И вдруг снова закружился хоровод чуждых мыслей, непонятных слов. Казалось, что они вьются вокруг неё, как вихрь на перекрёстке, толкают её, не позволяя найти прямой путь к человеку, одиноко, сидевшему в тёмном углу, и вот она шатается из стороны в сторону, то подходя к нему, то снова удаляясь в туман непонятного и возбуждающего нудную тоску.
«Не со мною, сама с собою говорит она! — думал Кожемякин. — Маркушка-то не совсем, видно, ошибся…»
И когда она ушла, — как-то вдруг, незаметно, точно растаяла, — он сначала почувствовал, что её речи ничего не оставили в нём ясного и прочного, а только путаницу незнакомых слов.
Но — ошибся: с этого вечера он начал думать о ней смелее, к этим думам примешивалось что-то снисходительное и жалостливое — ему стала ведома её слабая сторона.
«Страшновато? В чужой земле? — вспоминал он её слова и печально усмехался, чувствуя себя в чём-то сильнее её. — То-то вот!»
На другой день утром Боря, сбежав к нему, сказал, что мама захворала и не встанет сегодня.
— Да ну-у? — пугливо воскликнул Матвей.
Он смело пошёл наверх, но, войдя в маленькую комнатку с потолком, подобным крышке гроба, оробел.
— Что это вы?
— Да вот, — улыбнулась она, — голова болит, жар…
В глазах у него стояло, всё заслоняя, розовое лицо на белой подушке, в облаке пышно растрёпанных волос.
— Клюковного морсу надо вам.
— Это — хорошо, — согласилась она.
— Сейчас велю. Неужто из-за Маркушки это вы? — робко спросил он, опустив глаза.

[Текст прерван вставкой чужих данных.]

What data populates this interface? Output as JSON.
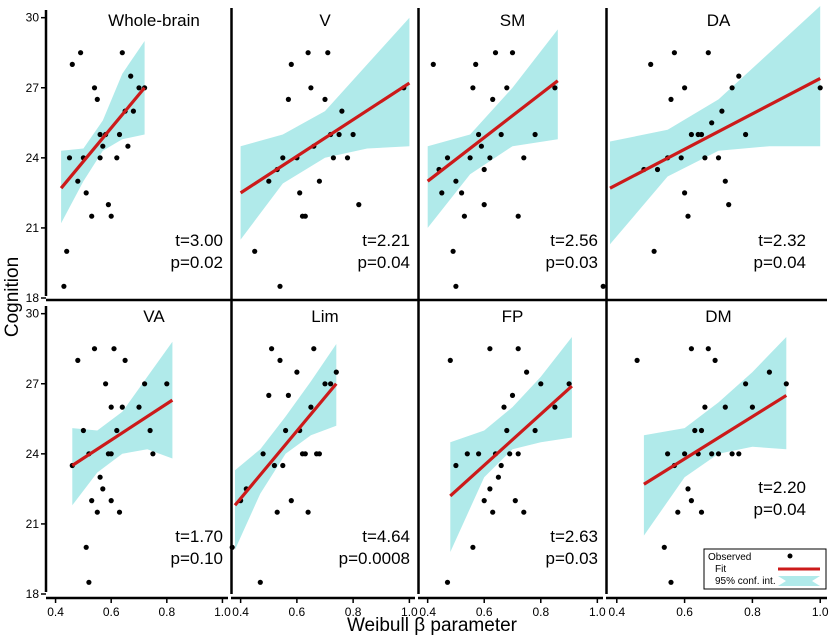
{
  "chart_data": {
    "type": "scatter",
    "xlabel": "Weibull β parameter",
    "ylabel": "Cognition",
    "xticks": [
      "0.4",
      "0.6",
      "0.8",
      "1.0"
    ],
    "yticks": [
      "18",
      "21",
      "24",
      "27",
      "30"
    ],
    "xlim": [
      0.38,
      1.02
    ],
    "ylim": [
      18,
      30.5
    ],
    "legend": {
      "position": "bottom-right",
      "entries": [
        "Observed",
        "Fit",
        "95% conf. int."
      ]
    },
    "colors": {
      "fit": "#cc1a1a",
      "ci": "#b0eaea",
      "points": "#000000"
    },
    "panels": [
      {
        "title": "Whole-brain",
        "t": "t=3.00",
        "p": "p=0.02",
        "fit": [
          0.42,
          22.7,
          0.72,
          27.0
        ],
        "ci_lower": [
          [
            0.42,
            21.2
          ],
          [
            0.5,
            23.0
          ],
          [
            0.57,
            24.3
          ],
          [
            0.64,
            24.8
          ],
          [
            0.72,
            25.0
          ]
        ],
        "ci_upper": [
          [
            0.42,
            24.3
          ],
          [
            0.5,
            24.4
          ],
          [
            0.57,
            25.6
          ],
          [
            0.64,
            27.6
          ],
          [
            0.72,
            29.0
          ]
        ],
        "points": [
          [
            0.43,
            18.5
          ],
          [
            0.44,
            20.0
          ],
          [
            0.45,
            24.0
          ],
          [
            0.46,
            28.0
          ],
          [
            0.48,
            23.0
          ],
          [
            0.49,
            28.5
          ],
          [
            0.5,
            24.0
          ],
          [
            0.51,
            22.5
          ],
          [
            0.53,
            21.5
          ],
          [
            0.54,
            27.0
          ],
          [
            0.55,
            26.5
          ],
          [
            0.56,
            25.0
          ],
          [
            0.57,
            24.5
          ],
          [
            0.58,
            25.0
          ],
          [
            0.59,
            22.0
          ],
          [
            0.6,
            21.5
          ],
          [
            0.62,
            24.0
          ],
          [
            0.63,
            25.0
          ],
          [
            0.64,
            28.5
          ],
          [
            0.65,
            26.0
          ],
          [
            0.66,
            24.5
          ],
          [
            0.67,
            27.5
          ],
          [
            0.68,
            26.0
          ],
          [
            0.7,
            27.0
          ],
          [
            0.72,
            27.0
          ],
          [
            0.56,
            24.0
          ]
        ]
      },
      {
        "title": "V",
        "t": "t=2.21",
        "p": "p=0.04",
        "fit": [
          0.4,
          22.5,
          1.0,
          27.2
        ],
        "ci_lower": [
          [
            0.4,
            20.5
          ],
          [
            0.55,
            22.9
          ],
          [
            0.7,
            24.0
          ],
          [
            0.85,
            24.4
          ],
          [
            1.0,
            24.5
          ]
        ],
        "ci_upper": [
          [
            0.4,
            24.5
          ],
          [
            0.55,
            25.0
          ],
          [
            0.7,
            26.0
          ],
          [
            0.85,
            28.0
          ],
          [
            1.0,
            30.0
          ]
        ],
        "points": [
          [
            0.45,
            20.0
          ],
          [
            0.5,
            23.0
          ],
          [
            0.54,
            18.5
          ],
          [
            0.55,
            24.0
          ],
          [
            0.57,
            26.5
          ],
          [
            0.58,
            28.0
          ],
          [
            0.6,
            24.0
          ],
          [
            0.61,
            22.5
          ],
          [
            0.62,
            21.5
          ],
          [
            0.63,
            21.5
          ],
          [
            0.64,
            28.5
          ],
          [
            0.65,
            27.0
          ],
          [
            0.66,
            24.5
          ],
          [
            0.68,
            23.0
          ],
          [
            0.7,
            26.5
          ],
          [
            0.71,
            28.5
          ],
          [
            0.72,
            25.0
          ],
          [
            0.73,
            24.0
          ],
          [
            0.75,
            25.0
          ],
          [
            0.78,
            24.0
          ],
          [
            0.8,
            25.0
          ],
          [
            0.82,
            22.0
          ],
          [
            0.98,
            27.0
          ],
          [
            0.53,
            23.5
          ],
          [
            0.76,
            26.0
          ]
        ]
      },
      {
        "title": "SM",
        "t": "t=2.56",
        "p": "p=0.03",
        "fit": [
          0.4,
          23.0,
          0.86,
          27.3
        ],
        "ci_lower": [
          [
            0.4,
            21.0
          ],
          [
            0.55,
            23.3
          ],
          [
            0.7,
            24.5
          ],
          [
            0.86,
            24.8
          ]
        ],
        "ci_upper": [
          [
            0.4,
            24.5
          ],
          [
            0.55,
            25.0
          ],
          [
            0.7,
            27.0
          ],
          [
            0.86,
            29.5
          ]
        ],
        "points": [
          [
            0.42,
            28.0
          ],
          [
            0.44,
            23.5
          ],
          [
            0.45,
            22.5
          ],
          [
            0.47,
            24.0
          ],
          [
            0.49,
            20.0
          ],
          [
            0.5,
            18.5
          ],
          [
            0.5,
            23.0
          ],
          [
            0.52,
            22.5
          ],
          [
            0.53,
            21.5
          ],
          [
            0.55,
            24.0
          ],
          [
            0.56,
            27.0
          ],
          [
            0.58,
            25.0
          ],
          [
            0.59,
            24.5
          ],
          [
            0.6,
            23.5
          ],
          [
            0.6,
            22.0
          ],
          [
            0.62,
            24.0
          ],
          [
            0.63,
            26.5
          ],
          [
            0.64,
            28.5
          ],
          [
            0.66,
            25.0
          ],
          [
            0.68,
            27.0
          ],
          [
            0.7,
            28.5
          ],
          [
            0.72,
            21.5
          ],
          [
            0.74,
            24.0
          ],
          [
            0.78,
            25.0
          ],
          [
            0.85,
            27.0
          ],
          [
            0.57,
            28.0
          ]
        ]
      },
      {
        "title": "DA",
        "t": "t=2.32",
        "p": "p=0.04",
        "fit": [
          0.38,
          22.7,
          1.0,
          27.4
        ],
        "ci_lower": [
          [
            0.38,
            20.3
          ],
          [
            0.55,
            23.2
          ],
          [
            0.7,
            24.3
          ],
          [
            0.85,
            24.5
          ],
          [
            1.0,
            24.5
          ]
        ],
        "ci_upper": [
          [
            0.38,
            24.7
          ],
          [
            0.55,
            25.2
          ],
          [
            0.7,
            26.5
          ],
          [
            0.85,
            28.5
          ],
          [
            1.0,
            30.5
          ]
        ],
        "points": [
          [
            0.36,
            18.5
          ],
          [
            0.48,
            23.5
          ],
          [
            0.5,
            28.0
          ],
          [
            0.51,
            20.0
          ],
          [
            0.52,
            23.5
          ],
          [
            0.55,
            24.0
          ],
          [
            0.56,
            26.5
          ],
          [
            0.57,
            28.5
          ],
          [
            0.59,
            24.0
          ],
          [
            0.6,
            27.0
          ],
          [
            0.6,
            22.5
          ],
          [
            0.61,
            21.5
          ],
          [
            0.62,
            25.0
          ],
          [
            0.64,
            25.0
          ],
          [
            0.65,
            25.0
          ],
          [
            0.66,
            24.0
          ],
          [
            0.67,
            28.5
          ],
          [
            0.68,
            25.5
          ],
          [
            0.7,
            24.0
          ],
          [
            0.72,
            23.0
          ],
          [
            0.73,
            22.0
          ],
          [
            0.74,
            27.0
          ],
          [
            0.76,
            27.5
          ],
          [
            0.78,
            25.0
          ],
          [
            1.0,
            27.0
          ],
          [
            0.71,
            26.0
          ]
        ]
      },
      {
        "title": "VA",
        "t": "t=1.70",
        "p": "p=0.10",
        "fit": [
          0.46,
          23.5,
          0.82,
          26.3
        ],
        "ci_lower": [
          [
            0.46,
            21.8
          ],
          [
            0.55,
            23.2
          ],
          [
            0.64,
            24.0
          ],
          [
            0.73,
            24.2
          ],
          [
            0.82,
            23.8
          ]
        ],
        "ci_upper": [
          [
            0.46,
            25.1
          ],
          [
            0.55,
            25.0
          ],
          [
            0.64,
            25.8
          ],
          [
            0.73,
            27.3
          ],
          [
            0.82,
            28.8
          ]
        ],
        "points": [
          [
            0.46,
            23.5
          ],
          [
            0.48,
            28.0
          ],
          [
            0.5,
            25.0
          ],
          [
            0.51,
            20.0
          ],
          [
            0.52,
            18.5
          ],
          [
            0.52,
            24.0
          ],
          [
            0.53,
            22.0
          ],
          [
            0.54,
            28.5
          ],
          [
            0.55,
            21.5
          ],
          [
            0.56,
            23.0
          ],
          [
            0.57,
            22.5
          ],
          [
            0.58,
            27.0
          ],
          [
            0.59,
            24.0
          ],
          [
            0.6,
            24.0
          ],
          [
            0.6,
            26.0
          ],
          [
            0.61,
            28.5
          ],
          [
            0.62,
            25.0
          ],
          [
            0.63,
            21.5
          ],
          [
            0.64,
            26.0
          ],
          [
            0.65,
            28.0
          ],
          [
            0.7,
            26.0
          ],
          [
            0.72,
            27.0
          ],
          [
            0.74,
            25.0
          ],
          [
            0.75,
            24.0
          ],
          [
            0.8,
            27.0
          ],
          [
            0.6,
            22.0
          ]
        ]
      },
      {
        "title": "Lim",
        "t": "t=4.64",
        "p": "p=0.0008",
        "fit": [
          0.38,
          21.8,
          0.74,
          27.0
        ],
        "ci_lower": [
          [
            0.38,
            19.9
          ],
          [
            0.47,
            22.3
          ],
          [
            0.56,
            24.0
          ],
          [
            0.65,
            24.8
          ],
          [
            0.74,
            25.2
          ]
        ],
        "ci_upper": [
          [
            0.38,
            23.3
          ],
          [
            0.47,
            24.2
          ],
          [
            0.56,
            25.6
          ],
          [
            0.65,
            27.1
          ],
          [
            0.74,
            28.7
          ]
        ],
        "points": [
          [
            0.37,
            20.0
          ],
          [
            0.4,
            22.0
          ],
          [
            0.42,
            22.5
          ],
          [
            0.47,
            18.5
          ],
          [
            0.48,
            24.0
          ],
          [
            0.5,
            26.5
          ],
          [
            0.51,
            28.5
          ],
          [
            0.52,
            23.5
          ],
          [
            0.53,
            21.5
          ],
          [
            0.54,
            28.0
          ],
          [
            0.55,
            23.5
          ],
          [
            0.56,
            25.0
          ],
          [
            0.57,
            26.5
          ],
          [
            0.58,
            22.0
          ],
          [
            0.6,
            27.5
          ],
          [
            0.62,
            24.0
          ],
          [
            0.63,
            24.0
          ],
          [
            0.64,
            21.5
          ],
          [
            0.65,
            26.0
          ],
          [
            0.66,
            28.5
          ],
          [
            0.67,
            24.0
          ],
          [
            0.68,
            24.0
          ],
          [
            0.7,
            27.0
          ],
          [
            0.72,
            27.0
          ],
          [
            0.74,
            27.5
          ],
          [
            0.61,
            25.0
          ]
        ]
      },
      {
        "title": "FP",
        "t": "t=2.63",
        "p": "p=0.03",
        "fit": [
          0.48,
          22.2,
          0.91,
          26.9
        ],
        "ci_lower": [
          [
            0.48,
            19.8
          ],
          [
            0.6,
            23.0
          ],
          [
            0.7,
            24.2
          ],
          [
            0.8,
            24.5
          ],
          [
            0.91,
            24.7
          ]
        ],
        "ci_upper": [
          [
            0.48,
            24.5
          ],
          [
            0.6,
            25.0
          ],
          [
            0.7,
            26.0
          ],
          [
            0.8,
            27.3
          ],
          [
            0.91,
            29.0
          ]
        ],
        "points": [
          [
            0.47,
            18.5
          ],
          [
            0.48,
            28.0
          ],
          [
            0.5,
            23.5
          ],
          [
            0.54,
            24.0
          ],
          [
            0.56,
            20.0
          ],
          [
            0.58,
            24.0
          ],
          [
            0.6,
            22.0
          ],
          [
            0.62,
            22.5
          ],
          [
            0.62,
            28.5
          ],
          [
            0.63,
            21.5
          ],
          [
            0.64,
            24.0
          ],
          [
            0.65,
            23.0
          ],
          [
            0.67,
            26.0
          ],
          [
            0.68,
            25.0
          ],
          [
            0.69,
            24.0
          ],
          [
            0.7,
            26.5
          ],
          [
            0.72,
            24.0
          ],
          [
            0.72,
            28.5
          ],
          [
            0.74,
            21.5
          ],
          [
            0.75,
            27.5
          ],
          [
            0.78,
            25.0
          ],
          [
            0.8,
            27.0
          ],
          [
            0.85,
            26.0
          ],
          [
            0.9,
            27.0
          ],
          [
            0.66,
            23.5
          ],
          [
            0.71,
            22.0
          ]
        ]
      },
      {
        "title": "DM",
        "t": "t=2.20",
        "p": "p=0.04",
        "fit": [
          0.48,
          22.7,
          0.9,
          26.5
        ],
        "ci_lower": [
          [
            0.48,
            20.5
          ],
          [
            0.6,
            23.0
          ],
          [
            0.7,
            24.0
          ],
          [
            0.8,
            24.3
          ],
          [
            0.9,
            24.2
          ]
        ],
        "ci_upper": [
          [
            0.48,
            24.8
          ],
          [
            0.6,
            25.1
          ],
          [
            0.7,
            26.2
          ],
          [
            0.8,
            27.5
          ],
          [
            0.9,
            29.0
          ]
        ],
        "points": [
          [
            0.46,
            28.0
          ],
          [
            0.54,
            20.0
          ],
          [
            0.55,
            24.0
          ],
          [
            0.57,
            23.5
          ],
          [
            0.58,
            21.5
          ],
          [
            0.6,
            24.0
          ],
          [
            0.61,
            22.5
          ],
          [
            0.62,
            28.5
          ],
          [
            0.62,
            22.0
          ],
          [
            0.63,
            25.0
          ],
          [
            0.64,
            24.0
          ],
          [
            0.65,
            25.0
          ],
          [
            0.66,
            26.0
          ],
          [
            0.67,
            28.5
          ],
          [
            0.68,
            24.0
          ],
          [
            0.69,
            28.0
          ],
          [
            0.7,
            24.0
          ],
          [
            0.72,
            26.0
          ],
          [
            0.74,
            24.0
          ],
          [
            0.76,
            24.0
          ],
          [
            0.78,
            27.0
          ],
          [
            0.8,
            26.0
          ],
          [
            0.85,
            27.5
          ],
          [
            0.9,
            27.0
          ],
          [
            0.65,
            21.5
          ],
          [
            0.56,
            18.5
          ]
        ]
      }
    ]
  }
}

— Н-нет, конечно! Хотя — и это недёшево стоит, согласитесь! — Прикрыв глаза ресницами, она невесело улыбнулась, говоря: — Точно я оступилась, знаете, и всё внутри вздрогнуло неожиданно и больно…
Матвей ушёл, думая:
«Как горячо приняла!»
И в кухне вдруг почему-то вспомнил, что в окно чердака видно каланчу — она торчит между крыш города, точно большой серый кукиш.
Хворала она недель пять, и это время было его праздником. Почти каждый день он приходил справляться о её здоровье и засиживался в тесной комнатке у ног женщины до поры, пока не замечал, что она устала и не может говорить.

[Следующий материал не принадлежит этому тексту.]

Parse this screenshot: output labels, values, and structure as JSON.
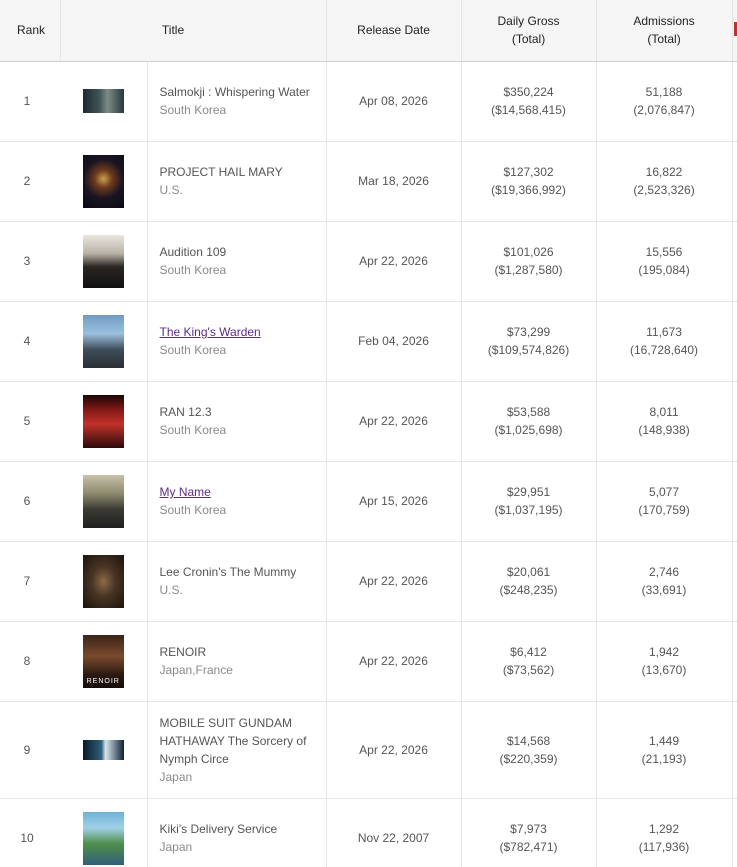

Говорила она много, охотно, и главное — что он понял и что сразу подняло его в своих глазах — было до смешного просто: оказалось, что всё, о чём она говорит, — написано в книгах, всё, что знает она, — прочитано ею.
Он настойчиво просил:
— Как только встанете — книги эти мне добудьте!
— Непременно. Я так рада, что вы хотите читать!
— И я рад.
А мысленно продолжал: «Буду знать не меньше тебя».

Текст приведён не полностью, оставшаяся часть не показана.